Tedavisinde eş tanıların da önemli olduğu ve psikoterapi desteğinin de gerektiğini öğrendiğimiz söyleşimizi dikkatinize sunuyoruz.

-----------------------------------------

Dikkat eksikliği nedir?

-Dikkat eksikliği genellikle sürekli dikkatin çelinmesi, odaklanamama şikayetleri olarak kendini gösterir; unutkanlık, kronik geç kalma, görevleri planlama, başlatma ve tamamlamada zorluk, konuşmaları takip edememe, okuduklarını takip etme zorluğu ve dış uyaranlar tarafından kolayca dikkatin dağılması şeklindedir.

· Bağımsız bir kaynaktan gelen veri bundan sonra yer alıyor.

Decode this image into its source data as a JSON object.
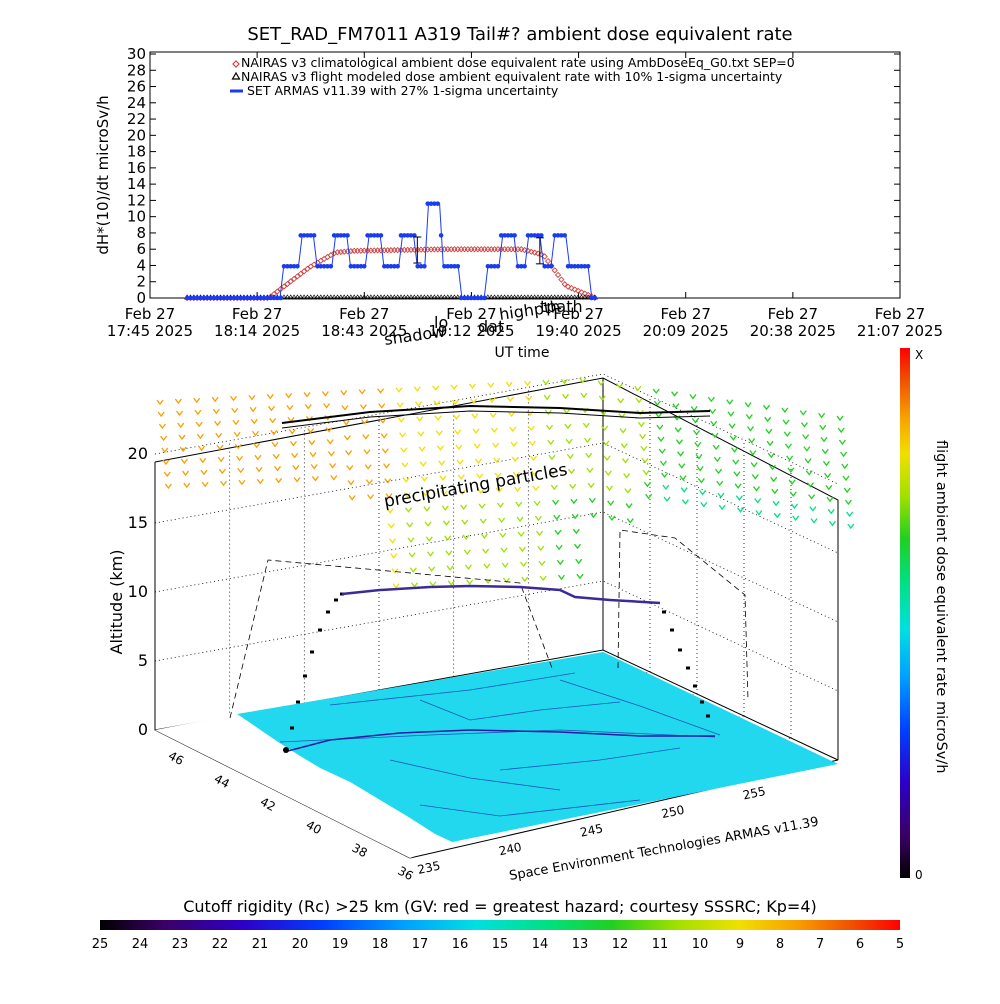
{
  "chart_data": [
    {
      "type": "scatter",
      "title": "SET_RAD_FM7011  A319 Tail#? ambient dose equivalent rate",
      "ylabel": "dH*(10)/dt microSv/h",
      "xlabel": "UT time",
      "ylim": [
        0,
        30
      ],
      "xlim": [
        "2025-02-27 17:45",
        "2025-02-27 21:07"
      ],
      "y_ticks": [
        "0",
        "2",
        "4",
        "6",
        "8",
        "10",
        "12",
        "14",
        "16",
        "18",
        "20",
        "22",
        "24",
        "26",
        "28",
        "30"
      ],
      "x_ticks": [
        {
          "l1": "Feb 27",
          "l2": "17:45 2025"
        },
        {
          "l1": "Feb 27",
          "l2": "18:14 2025"
        },
        {
          "l1": "Feb 27",
          "l2": "18:43 2025"
        },
        {
          "l1": "Feb 27",
          "l2": "19:12 2025"
        },
        {
          "l1": "Feb 27",
          "l2": "19:40 2025"
        },
        {
          "l1": "Feb 27",
          "l2": "20:09 2025"
        },
        {
          "l1": "Feb 27",
          "l2": "20:38 2025"
        },
        {
          "l1": "Feb 27",
          "l2": "21:07 2025"
        }
      ],
      "legend": [
        {
          "label": "NAIRAS v3 climatological ambient dose equivalent rate using AmbDoseEq_G0.txt SEP=0",
          "color": "#d04040",
          "marker": "diamond"
        },
        {
          "label": "NAIRAS v3 flight modeled dose ambient equivalent rate with 10% 1-sigma uncertainty",
          "color": "#000000",
          "marker": "triangle"
        },
        {
          "label": "SET ARMAS v11.39 with 27% 1-sigma uncertainty",
          "color": "#1a3cf0",
          "marker": "dot"
        }
      ],
      "legend_position": "top",
      "series": [
        {
          "name": "NAIRAS v3 climatological ambient dose equivalent rate using AmbDoseEq_G0.txt SEP=0",
          "x_range_min": [
            10,
            120
          ],
          "profile": [
            [
              10,
              0
            ],
            [
              32,
              0
            ],
            [
              43,
              3.8
            ],
            [
              50,
              5.6
            ],
            [
              55,
              5.8
            ],
            [
              80,
              6.0
            ],
            [
              100,
              6.0
            ],
            [
              106,
              5.3
            ],
            [
              112,
              1.5
            ],
            [
              120,
              0
            ]
          ]
        },
        {
          "name": "NAIRAS v3 flight modeled dose ambient equivalent rate with 10% 1-sigma uncertainty",
          "x_range_min": [
            10,
            120
          ],
          "value": 0
        },
        {
          "name": "SET ARMAS v11.39 with 27% 1-sigma uncertainty",
          "x_range_min": [
            10,
            120
          ],
          "profile": [
            [
              10,
              0
            ],
            [
              35,
              0
            ],
            [
              36,
              3.9
            ],
            [
              40,
              3.9
            ],
            [
              41,
              7.7
            ],
            [
              44,
              7.7
            ],
            [
              45,
              3.9
            ],
            [
              49,
              3.9
            ],
            [
              50,
              7.7
            ],
            [
              53,
              7.7
            ],
            [
              54,
              3.9
            ],
            [
              58,
              3.9
            ],
            [
              59,
              7.7
            ],
            [
              62,
              7.7
            ],
            [
              63,
              3.9
            ],
            [
              67,
              3.9
            ],
            [
              68,
              7.7
            ],
            [
              71,
              7.7
            ],
            [
              72,
              3.9
            ],
            [
              74,
              3.9
            ],
            [
              75,
              11.6
            ],
            [
              78,
              11.6
            ],
            [
              79,
              3.9
            ],
            [
              83,
              3.9
            ],
            [
              84,
              0
            ],
            [
              90,
              0
            ],
            [
              91,
              3.9
            ],
            [
              94,
              3.9
            ],
            [
              95,
              7.7
            ],
            [
              98,
              7.7
            ],
            [
              99,
              3.9
            ],
            [
              101,
              3.9
            ],
            [
              102,
              7.7
            ],
            [
              105,
              7.7
            ],
            [
              106,
              3.9
            ],
            [
              108,
              3.9
            ],
            [
              109,
              7.7
            ],
            [
              112,
              7.7
            ],
            [
              113,
              3.9
            ],
            [
              118,
              3.9
            ],
            [
              119,
              0
            ],
            [
              120,
              0
            ]
          ]
        }
      ],
      "error_bars": [
        {
          "x_min": 72,
          "y": 5.9,
          "err": 1.6
        },
        {
          "x_min": 105,
          "y": 5.8,
          "err": 1.6
        }
      ],
      "overlay_labels": [
        "shadow",
        "lo",
        "dat",
        "highpth",
        "tpath"
      ]
    },
    {
      "type": "scatter",
      "zlabel": "Altitude (km)",
      "z_ticks": [
        "0",
        "5",
        "10",
        "15",
        "20"
      ],
      "lat_ticks": [
        "46",
        "44",
        "42",
        "40",
        "38",
        "36"
      ],
      "lon_ticks": [
        "235",
        "240",
        "245",
        "250",
        "255"
      ],
      "annotation": "precipitating particles",
      "credit": "Space Environment Technologies ARMAS v11.39",
      "flight_profile": {
        "time_min": [
          32,
          120
        ],
        "altitude_km": [
          0,
          10.1,
          10.1,
          10.4,
          10.4,
          9.9,
          9.9,
          0
        ]
      }
    }
  ],
  "color_scales": {
    "vertical": {
      "label": "flight ambient dose equivalent rate microSv/h",
      "top": "X",
      "bottom": "0"
    },
    "horizontal": {
      "title": "Cutoff rigidity (Rc) >25 km (GV: red = greatest hazard; courtesy SSSRC; Kp=4)",
      "ticks": [
        "25",
        "24",
        "23",
        "22",
        "21",
        "20",
        "19",
        "18",
        "17",
        "16",
        "15",
        "14",
        "13",
        "12",
        "11",
        "10",
        "9",
        "8",
        "7",
        "6",
        "5"
      ]
    }
  },
  "colors": {
    "nairas_climatological": "#d04040",
    "nairas_flight": "#000000",
    "armas": "#1a3cf0",
    "ground_land": "#22d8ee",
    "rainbow": [
      "#000000",
      "#3b0066",
      "#2c00c8",
      "#0040ff",
      "#00a0ff",
      "#00e0e0",
      "#00e080",
      "#20d020",
      "#a0e000",
      "#f0e000",
      "#f8a000",
      "#f05000",
      "#ff0000"
    ]
  }
}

Hiperaktiviteyi nasıl tanımlıyorsunuz?

-Hiperaktivite ve dürtüsellik çoğu zaman bir arada tanımlanır ve hareketsiz oturma veya gevşeme zorluğu, sürekli bir huzursuzluk hissi, genellikle sabırsız hissetmek, sürekli bir şeyler yapmaya ihtiyaç duymak, can sıkıntısına veya hayal kırıklığına tahammülsüzlük, aşırı konuşkanlık veya çok gürültülü olma, insanların sözünü kesme, sinirli veya kızgın hissetmeden sırasını beklemekte zorlanma şeklindeki belirtilerle ortaya çıkmaktadır.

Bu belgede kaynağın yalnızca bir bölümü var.